Emre'nin, Arif'in içeri girdiğini fark etmesiyle yüzünde oluşan sırıtmayı görmezden gelmeye çalışmıştı Arif; ancak Emre sağ olsun pek başarılı olamıyordu.
Genç adam ayağa kalkmış Arif'in burnunun dibine kadar girmişti. "Ee noldu Cenan paşaya kim kimin eline verebiliyormuş gösterdin mi?"
Arif yalancıktan öksürürken Emre'ye kaş göz yapıyordu. "Sussana mal, Atakan duyacak Cenan'la aynı sınıfta ya hani o." diye fısıldadı hemen.
"He." dedi Emre e'leri uzata uzata ve "O biliyor ki kanka ben ona her şeyi anlattım." diye ekledi.

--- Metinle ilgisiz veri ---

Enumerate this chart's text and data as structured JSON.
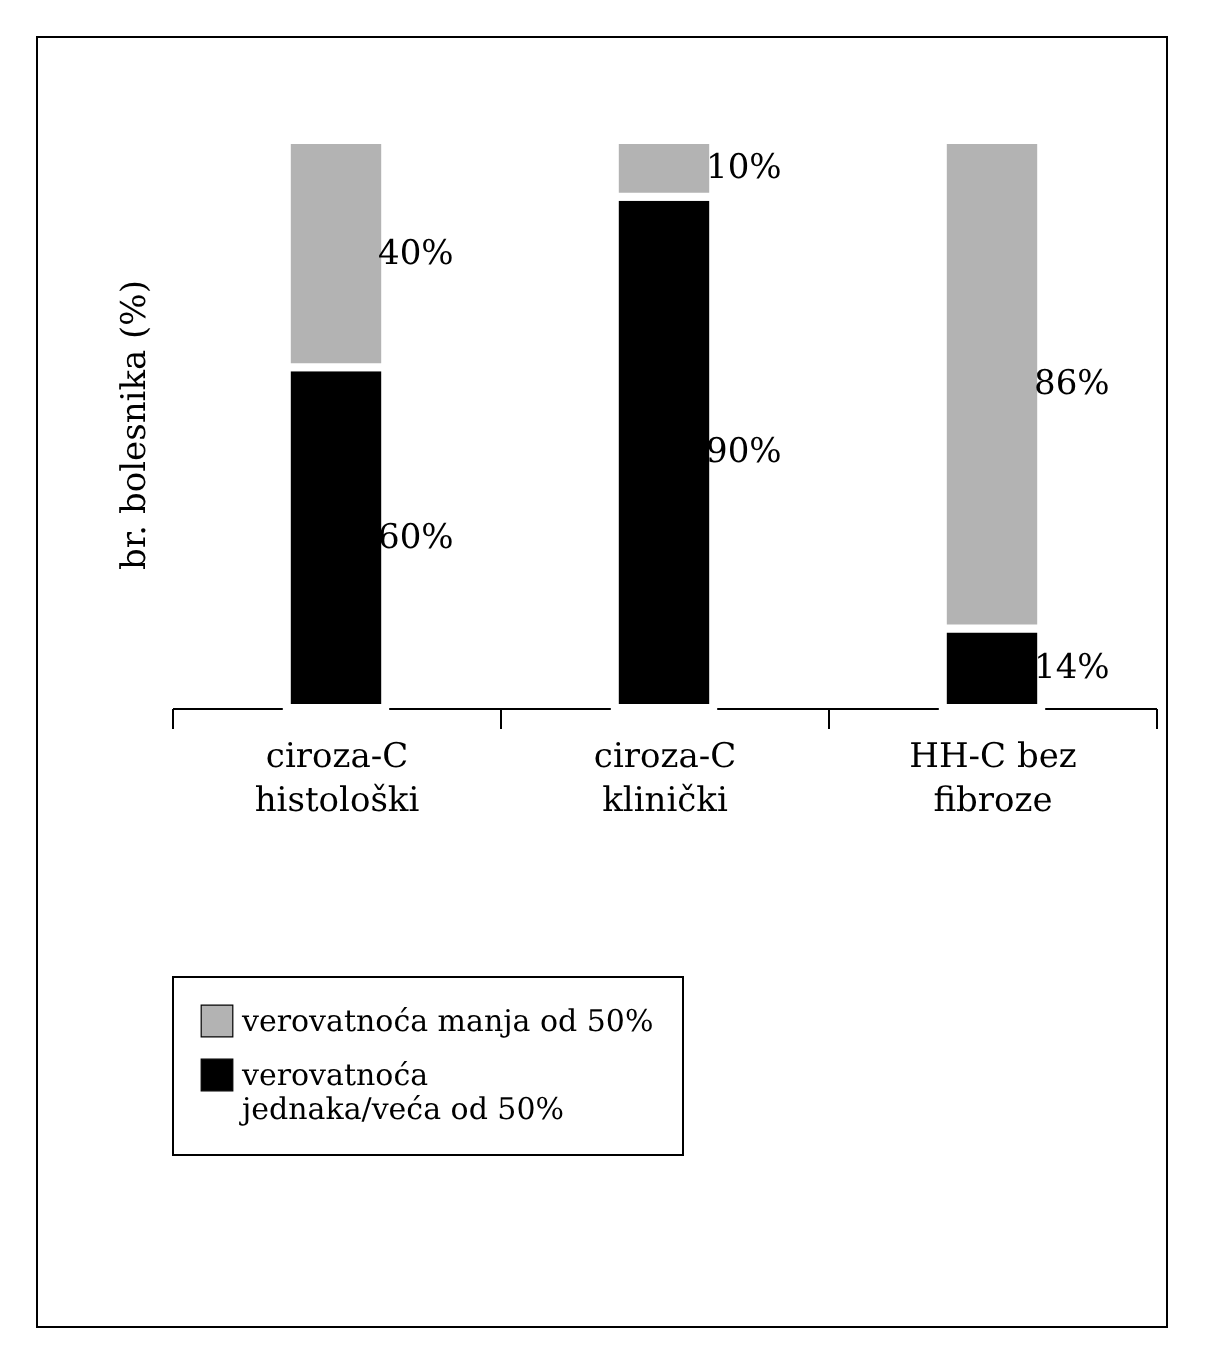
{
  "chart_data": {
    "type": "bar",
    "ylabel": "br. bolesnika (%)",
    "categories": [
      "ciroza-C\nhistološki",
      "ciroza-C\nklinički",
      "HH-C bez\nfibroze"
    ],
    "stacked": true,
    "legend": "bottom",
    "grid": false,
    "series": [
      {
        "name": "verovatnoća\njednaka/veća od 50%",
        "color": "#000000",
        "values": [
          60,
          90,
          14
        ],
        "value_labels": [
          "60%",
          "90%",
          "14%"
        ]
      },
      {
        "name": "verovatnoća manja od 50%",
        "color": "#b3b3b3",
        "values": [
          40,
          10,
          86
        ],
        "value_labels": [
          "40%",
          "10%",
          "86%"
        ]
      }
    ]
  }
}
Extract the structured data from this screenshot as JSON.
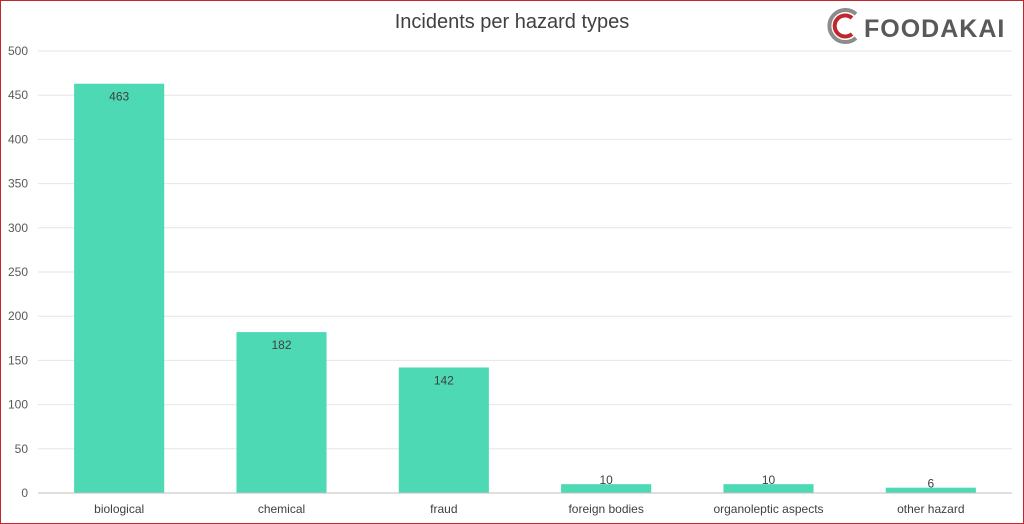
{
  "logo": {
    "text": "FOODAKAI",
    "ring_color": "#c0272d",
    "ring_grey": "#8c8c8c"
  },
  "chart_data": {
    "type": "bar",
    "title": "Incidents per hazard types",
    "xlabel": "",
    "ylabel": "",
    "categories": [
      "biological",
      "chemical",
      "fraud",
      "foreign bodies",
      "organoleptic aspects",
      "other hazard"
    ],
    "values": [
      463,
      182,
      142,
      10,
      10,
      6
    ],
    "data_labels": [
      "463",
      "182",
      "142",
      "10",
      "10",
      "6"
    ],
    "ylim": [
      0,
      500
    ],
    "yticks": [
      0,
      50,
      100,
      150,
      200,
      250,
      300,
      350,
      400,
      450,
      500
    ],
    "grid": true,
    "legend": "none",
    "bar_color": "#4dd9b4",
    "frame_color": "#c0272d"
  }
}
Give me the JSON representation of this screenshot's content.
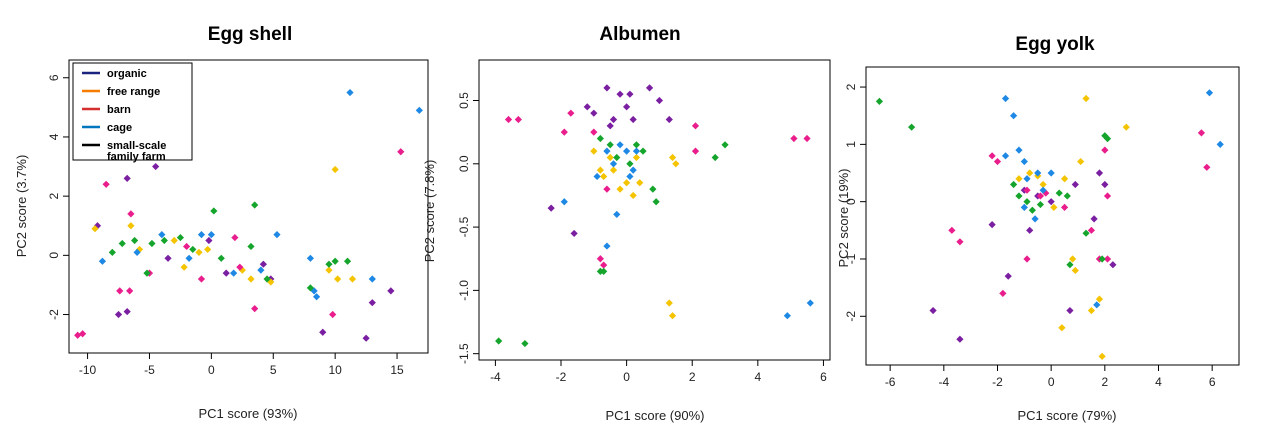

Arif'in gözleri sinirden ve şaşkınlıktan açılmış öküzün trene baktığı gibi Emre'ye bakıyordu. Sinir küpüne dönüşeceğini fark eden Emre'nin ağzından bir "Eyvah." kaçmıştı ki çok geçmeden Arif sırt çantasını çıkartıp Emre'yi onunla dövmeye başlamıştı.
"Ulan." Sert bir şekilde Emre'nin koluna vurdu. "Aç köpek." bir tanede bacağına geçirirken konuşmaya devam ediyordu. "Yemedim yedirdim, içmedim içirdim. Şimdi söyle bana bunların hepsini sen git elaleme en büyük sırlarımı anlat diye mi yaptım lan ben?!" Sözünü tamamlarken son olarakta kafasının ortasına bir tane koymayı ihmal etmemişti.
Emre acı içinde inlerken "Ya kanka ne vuruyorsun ben tatlı canlıyım hemen acıyor biliyorsun."
"Başlatma şimdi canına! Vuruyorum vuruyorum bir şey olduğu yok sanırsın dokuz canlı kedi mübarek!" Arif çantasını geri çekip sırtına taktı.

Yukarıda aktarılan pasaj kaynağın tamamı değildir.